"Yes. Look!" He bent to the broken branch before him. His strong thighs tensed; the muscles of his back and shoulders corded with strain. Fresh perspiration broke from his pores as he strained to lift the tiny twig. Then his hands, white-knuckled and trembling, lifted clear; he looked at her again.

"It is so small," he said in a faint, hurt voice. "Yet I cannot lift it!"

Meg sprang to his side; bent to the twig. She was slim, a pale, golden shadow beside Daiv, but she was strong. Her hands grasped the rough bark; she lifted—

And fell forward, thrown completely off balance by that weight imponderable. Coarse soil rasped her knees, but she did not feel the pain. All lesser emotions were lost in the swift, superstitious fear that engulfed her.

"The forest is accursed, Daiv! We must flee!"

Hand in hand they raced wildly across the plain to the shelter of the woodland at its farther rim. The rays of the dying sun cast their shadows long before them, and a dry rattle of mirth seemed to rise from the tangle of unyielding twigs that bruised their feet....


Meg dreamed fear-dreams that night.
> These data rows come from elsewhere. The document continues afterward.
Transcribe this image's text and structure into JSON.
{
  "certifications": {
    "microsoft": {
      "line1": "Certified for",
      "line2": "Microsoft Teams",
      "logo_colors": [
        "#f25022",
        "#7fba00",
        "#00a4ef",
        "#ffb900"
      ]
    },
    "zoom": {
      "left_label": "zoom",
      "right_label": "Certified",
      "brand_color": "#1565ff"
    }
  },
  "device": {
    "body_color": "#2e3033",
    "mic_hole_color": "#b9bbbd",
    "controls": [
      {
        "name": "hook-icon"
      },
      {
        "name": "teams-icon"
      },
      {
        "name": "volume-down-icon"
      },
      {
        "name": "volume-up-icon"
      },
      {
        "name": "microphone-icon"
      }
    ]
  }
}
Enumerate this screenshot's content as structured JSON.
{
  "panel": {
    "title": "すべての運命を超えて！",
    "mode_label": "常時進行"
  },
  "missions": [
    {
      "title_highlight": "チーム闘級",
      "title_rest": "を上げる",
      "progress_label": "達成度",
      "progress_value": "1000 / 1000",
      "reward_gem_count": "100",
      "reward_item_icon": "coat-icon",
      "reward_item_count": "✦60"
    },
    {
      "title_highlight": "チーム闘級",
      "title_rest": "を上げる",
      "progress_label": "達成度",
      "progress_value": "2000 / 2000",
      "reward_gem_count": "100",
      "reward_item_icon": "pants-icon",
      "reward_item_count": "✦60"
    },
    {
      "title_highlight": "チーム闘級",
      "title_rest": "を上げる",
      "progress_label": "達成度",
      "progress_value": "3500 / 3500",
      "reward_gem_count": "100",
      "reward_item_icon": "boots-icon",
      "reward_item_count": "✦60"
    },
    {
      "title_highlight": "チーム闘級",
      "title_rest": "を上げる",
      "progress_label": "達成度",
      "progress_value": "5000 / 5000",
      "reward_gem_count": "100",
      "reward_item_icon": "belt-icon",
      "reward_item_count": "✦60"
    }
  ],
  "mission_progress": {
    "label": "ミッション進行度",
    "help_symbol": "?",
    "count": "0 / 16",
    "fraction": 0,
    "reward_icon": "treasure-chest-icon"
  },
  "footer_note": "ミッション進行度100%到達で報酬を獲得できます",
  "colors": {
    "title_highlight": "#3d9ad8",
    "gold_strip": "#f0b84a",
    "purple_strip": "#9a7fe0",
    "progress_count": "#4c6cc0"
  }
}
She was lost in a jungle of trees hard as bone; as she fled beneath them, these trees groaned and toppled toward her, their motionless branches clutching like skeletal fingers. She moaned, cried Daiv's name—then wakened to find him leaning over her anxiously.

"Meg! Listen!"

In the cool morning the sound carried clearly to Meg's ears. A human voice, high-pitched in hideous screaming. A hoarse, grating voice. Meg shuddered.